The multi-model review is not about catching hallucinations (though it does that). It is about catching plausibility. A single model will produce output that looks right to itself. A second model, especially a different model family, will catch assumptions the first one did not question.

The PM CLI and web publishing

All project management happens through a single CLI tool called pm. It wraps a SQLite database (with WAL mode for concurrent access) and enforces ownership boundaries:

pm project list                                    # See all projects
pm task add --title "..." --project-id 46          # Create work
pm job add --title "..." --prompt "..." --type claude  # Queue engine work
pm task ask 88 --question "Which approach?" \
  --option "a:Direct:Ship now" \
  --option "b:Staged:Test first"                   # Decision card for Danny

The decision card pattern deserves special mention. When the system needs my input, it does not send a wall of text. It creates a structured question with tappable options that appear in a dashboard. I can answer in one tap from my phone. The system resumes automatically when I respond.

Every piece of content the system produces can be published instantly. The site-router is Nginx with auto-generated configs. Cloudflare handles SSL via a wildcard cert. Static sites survive container restarts. The system produces artifacts and ships them.

What I would tell you if you are building this

Start with CLAUDE.md and take it seriously. Treat it as the operating system for every agent session, not as documentation. Spend more time on it than on any other file.

Build the job queue before you need it. The moment you have two things happening at once, you need queues, priorities, and capacity management. Every agent framework skips this. Every production system requires it.

Persistent workers are worth the complexity. Session reuse saves tokens, improves coherence, and lets agents build up context about recurring tasks. Ephemeral-only architectures leave performance on the table.

Encode failures as rules. Every incident becomes a one-line constraint in CLAUDE.md. The system's reliability is the sum of its past mistakes.

Maintenance is not overhead. If more than a third of your jobs are not maintenance, your system is drifting and you do not know it yet.

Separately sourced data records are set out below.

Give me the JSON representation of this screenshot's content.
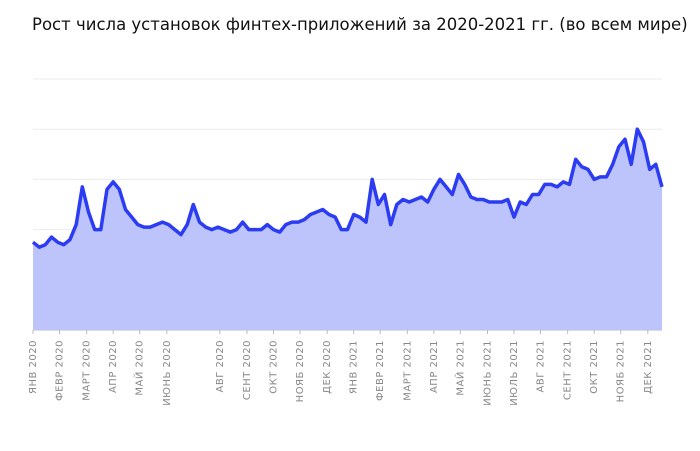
{
  "chart_data": {
    "type": "area",
    "title": "Рост числа установок финтех-приложений за 2020-2021 гг. (во всем мире)",
    "x": [
      0,
      1,
      2,
      3,
      4,
      5,
      6,
      7,
      8,
      9,
      10,
      11,
      12,
      13,
      14,
      15,
      16,
      17,
      18,
      19,
      20,
      21,
      22,
      23,
      24,
      25,
      26,
      27,
      28,
      29,
      30,
      31,
      32,
      33,
      34,
      35,
      36,
      37,
      38,
      39,
      40,
      41,
      42,
      43,
      44,
      45,
      46,
      47,
      48,
      49,
      50,
      51,
      52,
      53,
      54,
      55,
      56,
      57,
      58,
      59,
      60,
      61,
      62,
      63,
      64,
      65,
      66,
      67,
      68,
      69,
      70,
      71,
      72,
      73,
      74,
      75,
      76,
      77,
      78,
      79,
      80,
      81,
      82,
      83,
      84,
      85,
      86,
      87,
      88,
      89,
      90,
      91,
      92,
      93,
      94,
      95,
      96,
      97,
      98,
      99,
      100,
      101,
      102
    ],
    "series": [
      {
        "color": "#2b3cf2",
        "area_color": "#bdc3fb",
        "values": [
          35,
          33,
          34,
          37,
          35,
          34,
          36,
          42,
          57,
          47,
          40,
          40,
          56,
          59,
          56,
          48,
          45,
          42,
          41,
          41,
          42,
          43,
          42,
          40,
          38,
          42,
          50,
          43,
          41,
          40,
          41,
          40,
          39,
          40,
          43,
          40,
          40,
          40,
          42,
          40,
          39,
          42,
          43,
          43,
          44,
          46,
          47,
          48,
          46,
          45,
          40,
          40,
          46,
          45,
          43,
          60,
          50,
          54,
          42,
          50,
          52,
          51,
          52,
          53,
          51,
          56,
          60,
          57,
          54,
          62,
          58,
          53,
          52,
          52,
          51,
          51,
          51,
          52,
          45,
          51,
          50,
          54,
          54,
          58,
          58,
          57,
          59,
          58,
          68,
          65,
          64,
          60,
          61,
          61,
          66,
          73,
          76,
          66,
          80,
          75,
          64,
          66,
          57
        ]
      }
    ],
    "xlim": [
      0,
      102
    ],
    "xticks": [
      {
        "value": 0,
        "label": "ЯНВ 2020"
      },
      {
        "value": 4.3,
        "label": "ФЕВР 2020"
      },
      {
        "value": 8.7,
        "label": "МАРТ 2020"
      },
      {
        "value": 13,
        "label": "АПР 2020"
      },
      {
        "value": 17.3,
        "label": "МАЙ 2020"
      },
      {
        "value": 21.7,
        "label": "ИЮНЬ 2020"
      },
      {
        "value": 30.3,
        "label": "АВГ 2020"
      },
      {
        "value": 34.7,
        "label": "СЕНТ 2020"
      },
      {
        "value": 39,
        "label": "ОКТ 2020"
      },
      {
        "value": 43.3,
        "label": "НОЯБ 2020"
      },
      {
        "value": 47.7,
        "label": "ДЕК 2020"
      },
      {
        "value": 52,
        "label": "ЯНВ 2021"
      },
      {
        "value": 56.3,
        "label": "ФЕВР 2021"
      },
      {
        "value": 60.7,
        "label": "МАРТ 2021"
      },
      {
        "value": 65,
        "label": "АПР 2021"
      },
      {
        "value": 69.3,
        "label": "МАЙ 2021"
      },
      {
        "value": 73.7,
        "label": "ИЮНЬ 2021"
      },
      {
        "value": 78,
        "label": "ИЮЛЬ 2021"
      },
      {
        "value": 82.3,
        "label": "АВГ 2021"
      },
      {
        "value": 86.7,
        "label": "СЕНТ 2021"
      },
      {
        "value": 91,
        "label": "ОКТ 2021"
      },
      {
        "value": 95.3,
        "label": "НОЯБ 2021"
      },
      {
        "value": 99.7,
        "label": "ДЕК 2021"
      }
    ],
    "ylim": [
      0,
      100
    ],
    "yticks": [
      0,
      20,
      40,
      60,
      80,
      100
    ],
    "grid": true
  }
}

The completion gate is non-negotiable. Single-pass AI output is a draft, not a finished product. Treat it like one.

Memory needs three layers, minimum. Always-on context, retrieved context, and raw logs. Skip any layer and you get a system that either forgets everything or drowns in noise. The full breakdown, and the recall scoring that keeps it fresh, is in the composite-scoring essay.

The models were the easy part. The system around them is where the actual engineering lives, which is why Building Effective Agents spends its pages on tooling and loops rather than on the model.

Where this goes next

The architecture is stable but still evolving. Three areas I am actively working on:

Cost attribution. The system tracks token usage per job, but I want per-project and per-task cost rollups. When maintenance consumes 40% of total compute, I want to know which maintenance categories earn their keep and which are running out of habit.

Cross-model handoffs. Right now, the review gate sends work to a different model. The next step is structured handoffs where the reviewer's feedback feeds directly back into the original worker's next attempt as a guided iteration with specific fix instructions, not a blind retry.

Skill versioning. Skills are just markdown files today. As the library grows past 50 modules, I need a way to track which version of a skill produced which output. When a skill update changes behavior, I want to know what it changed and when.

If you are building something similar, I would start with the CLAUDE.md and the job queue. Everything else grows from those two decisions.